Municipality of Central Havana

Email: p.santiagomedina@gmail.com

Translated by Raul G.

May 17 2011

Requiem for Franklin Brito / Ricardo Medina

Franklin Brito. Source: Google Images

The just will remain in memory, and will not fear the onslaughts of evil…

On Monday, August 30, I received a heartbreaking text message from the author of Generation Y, Yoani Sanchez: “Now Chavez has his Zapata,” referring to the death while on hunger strike of the Venezuelan farmer Franklin Brito. The government of Hugo Rafael Chávez Frías had confiscated, through rigged constitutional amendments, the lands that he owned.

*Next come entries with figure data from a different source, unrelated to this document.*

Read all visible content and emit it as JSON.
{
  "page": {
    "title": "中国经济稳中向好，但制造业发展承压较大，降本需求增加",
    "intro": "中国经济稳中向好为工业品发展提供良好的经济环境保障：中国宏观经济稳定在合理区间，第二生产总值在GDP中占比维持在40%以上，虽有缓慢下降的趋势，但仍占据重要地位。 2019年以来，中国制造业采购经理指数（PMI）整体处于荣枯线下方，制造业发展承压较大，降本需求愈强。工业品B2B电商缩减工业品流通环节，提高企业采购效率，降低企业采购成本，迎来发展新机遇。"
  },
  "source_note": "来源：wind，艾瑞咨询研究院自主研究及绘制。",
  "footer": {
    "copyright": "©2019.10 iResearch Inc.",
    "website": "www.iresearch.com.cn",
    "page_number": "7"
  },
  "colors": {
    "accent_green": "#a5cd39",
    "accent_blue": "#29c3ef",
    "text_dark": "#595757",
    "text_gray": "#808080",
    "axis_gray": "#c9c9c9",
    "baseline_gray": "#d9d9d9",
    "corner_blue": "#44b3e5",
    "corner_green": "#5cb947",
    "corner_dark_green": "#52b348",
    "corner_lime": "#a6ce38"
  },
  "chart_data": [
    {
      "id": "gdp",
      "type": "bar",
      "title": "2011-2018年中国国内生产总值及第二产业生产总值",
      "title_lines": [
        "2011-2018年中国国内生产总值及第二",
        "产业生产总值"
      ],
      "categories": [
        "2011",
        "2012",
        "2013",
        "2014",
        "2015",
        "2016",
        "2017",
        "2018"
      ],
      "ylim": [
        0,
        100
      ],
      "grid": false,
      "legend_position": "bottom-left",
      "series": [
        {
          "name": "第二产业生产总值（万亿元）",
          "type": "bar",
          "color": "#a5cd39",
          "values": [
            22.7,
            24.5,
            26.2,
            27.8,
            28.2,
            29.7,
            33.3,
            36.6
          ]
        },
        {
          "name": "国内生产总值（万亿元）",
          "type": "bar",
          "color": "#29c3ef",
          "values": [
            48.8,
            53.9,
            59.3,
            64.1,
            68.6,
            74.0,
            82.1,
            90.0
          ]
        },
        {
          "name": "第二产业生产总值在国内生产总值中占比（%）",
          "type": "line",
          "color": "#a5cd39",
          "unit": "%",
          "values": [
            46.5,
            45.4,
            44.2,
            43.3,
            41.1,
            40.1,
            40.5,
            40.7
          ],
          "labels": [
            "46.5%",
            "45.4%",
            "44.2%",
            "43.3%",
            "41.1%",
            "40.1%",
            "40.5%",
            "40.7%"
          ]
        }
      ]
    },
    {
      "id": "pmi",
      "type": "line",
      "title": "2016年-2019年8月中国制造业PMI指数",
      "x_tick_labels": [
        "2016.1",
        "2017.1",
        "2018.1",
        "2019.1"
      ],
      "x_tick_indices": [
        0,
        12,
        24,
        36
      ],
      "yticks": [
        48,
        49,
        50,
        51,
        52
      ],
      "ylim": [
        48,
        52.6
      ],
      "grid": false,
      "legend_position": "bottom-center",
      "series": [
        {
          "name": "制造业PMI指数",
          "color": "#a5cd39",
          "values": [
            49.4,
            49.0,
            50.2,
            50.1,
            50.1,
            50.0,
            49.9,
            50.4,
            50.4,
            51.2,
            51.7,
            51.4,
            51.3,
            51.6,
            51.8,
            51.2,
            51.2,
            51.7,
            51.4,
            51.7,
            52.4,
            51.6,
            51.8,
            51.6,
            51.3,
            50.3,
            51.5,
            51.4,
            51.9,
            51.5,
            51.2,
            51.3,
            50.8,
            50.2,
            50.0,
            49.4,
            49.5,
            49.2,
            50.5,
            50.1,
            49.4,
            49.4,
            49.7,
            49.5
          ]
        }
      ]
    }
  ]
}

So, in six months, was repeated the death of a man on hunger strike, demanding what was denied to them by their countries (Cuba and Venezuela), Orlando Zapata Tamayo, Havana, Cuba, February 23. and Franklin Brito, in a Military Encampment, Venezuela, August 30. Both deaths have shocked the democratic world, especially those who have suffered for a long time the most cruel dictatorship of America (the Castro regime) and a political imprisonment.

I, who witnessed and lived the abuses suffered by political prisoners in Cuban jails for fifteen months and three days, who suffered particularly because of the abuses and beatings that were borne by the martyrdom of the Cuban political prisoner Orlando Zapata Tamayo. Therefore, before this news, after a moment of meditation I raised to God, with tears in my eyes, a fervent prayer for the souls of these two men.

From my priestly vocation I could not support the hunger strike, although I recognize it as a means of struggle and complaint. I also believe that the integrity of the person making it can not be questioned by anyone, let alone a doctrine.

The church teaches us to look after our bodies at all costs, as the abode of God. The scriptures tell us all sins against God the Father will be forgiven, all sins against God the Son will be forgiven, but not sins against the Holy Spirit, whose temple and refuge is your body.

In my prayers I said to my God: “Lord, and those rulers who are NOT capable of acceding to the just demands of these children of yours, who proclaim convenience and Christian times and children of the church, how much of the blame for these martyrs is their share?” At the same time, I dared to gave answers to my Father, saying in this conversation: “I think, Lord, that these dignitaries must atone for their proper three-quarters of those failures.”

Accept, Lord, into your holy bosom, the souls of your servants, Orlando Zapata Tamayo and Franklin Brito and grant them eternal light and peace.